Unfortunately, he didn’t have his wallet — not surprising, given that he’d just been robbed; but he could get his passport brought to him with a phone call to a colleague at the airport. The officers took him into the precinct and processed his statement, and a doctor checked him perfunctorily. No concussion — just a sore neck and a bad headache. He was allowed to make his call, and within a few minutes the shift chief got a phone call from the head of the Mendoza police force.
Four hours later, the Gulfstream lifted into the night sky and banked north, paralleling the Andes on its way up the coast.
Chapter 7
Cruz sat with his advisory team in the conference room, Briones seated by his side, as they strategized on how best to take down the bodega, which they’d been watching for a week. It was obvious to them that the facility was being used as a distribution point for drugs and arms, and the only real questions that remained were ones of timing and logistics.
Briones glanced at his notes. “As suspected, the contraband comes in during the day, apparently from two suppliers, both of which are small construction supply companies that don’t have any other customers. We haven’t been able to get close enough for hundred percent confirmation, but it appears that one of them is dropping off crates of weapons, and the other, drugs. Most likely meth, because the vehicles that are arriving to pick it up at night are well known local meth distributors who specialize in trafficking in the barrios. Could be some marijuana, too, but that’s not a big concern. Guns and meth are,” Briones summarized.
Cruz stood. “We need to coordinate taking down the two vendors as well as the bodega, preferably all at the same time. I’m not nearly as worried about the individual dealers making the pickups. There will be ten more to replace them when we drag them off the street, so the overwhelming priority has to be the supply. Cut off the supply, and most of the problem goes away.” He turned his attention to Briones. “Let’s talk about defenses.”
“It’s relatively low-key. At night, there are only three security men, and we haven’t seen any inside, so neutralize them and it’s a clean sweep. There are usually more men there during the day — workers and legitimate delivery people, so the odds of collateral damage increase with a daytime strike. I’m recommending going in just before dawn, when the night shift will be the most tired, and doing a stealth takeout of the sentries,” Briones concluded.
One of the men at the table shook his head. “It’s not going to sit well with the press if we just gun down the guards with no warning or opportunity to allow them to surrender.”
Cruz nodded. “I’d normally have a problem doing so, but these men are carrying automatic weapons that are illegal in Mexico and are playing host to known cartel street dealers.

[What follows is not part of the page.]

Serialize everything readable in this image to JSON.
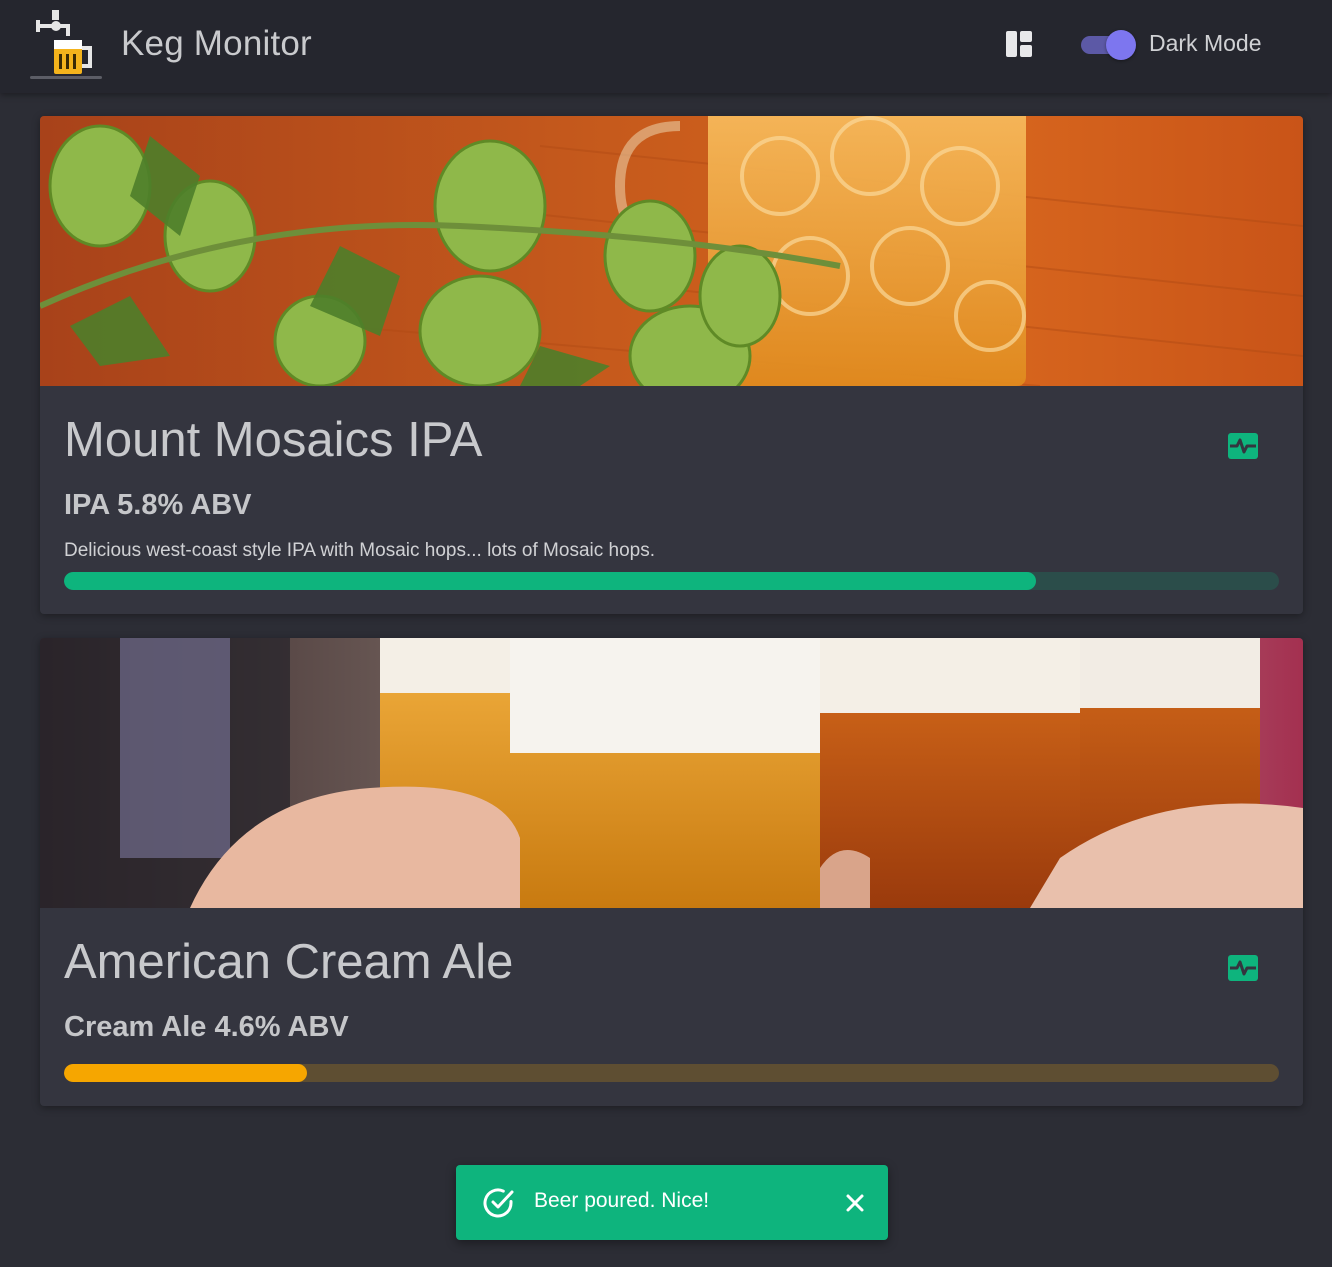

Our last operations involved considerable police and army casualties, and I’ve about had it with our men being butchered to give these animals a chance to lay down their arms. They almost never do, and all we are doing is giving them warning so they can dig in and kill our forces. I’m done with that. If you’re carrying around an AK-47 and distributing drugs that are killing kids, you don’t need a warning. You need a coffin. That’s going to be our new policy. Zero tolerance.”
The man persisted. “Will the attorney general buy off on that? Doesn’t it violate their rights?”
“On this mission, we will be presenting it as a
The man backed down, shaking his head. “I just don’t want any fallout that could hurt us later.”
“Let me worry about that. Now, Lieutenant Briones will take over and go through the plan for the attack. We’ll hit it tomorrow morning and then get the area cleaned up so that we can take the day crew captive and arrest the delivery trucks as they arrive with their cargo.”
A drowsy rooster crowed in the distance, sensing that dawn was approaching. The guards at the bodega lounged around the back of the building, weary after yet another long night of inactivity, their weapons by their sides as they sat playing cards. Only two more hours to go, and then they’d be off until eight the next night for another eleven hours of tedium.
Two hundred yards away, a pair of marine snipers stealthily moved through a vacated junkyard to a position where they’d have a clear line of fire. Their weapon of choice for the exercise was the M-16 rifle, with an accuracy that was perfect at such a range. They had the guns set to single fire, confident in their ability to dispatch the three men sitting around a white plastic Pacifico beer table near the bodega’s main entry.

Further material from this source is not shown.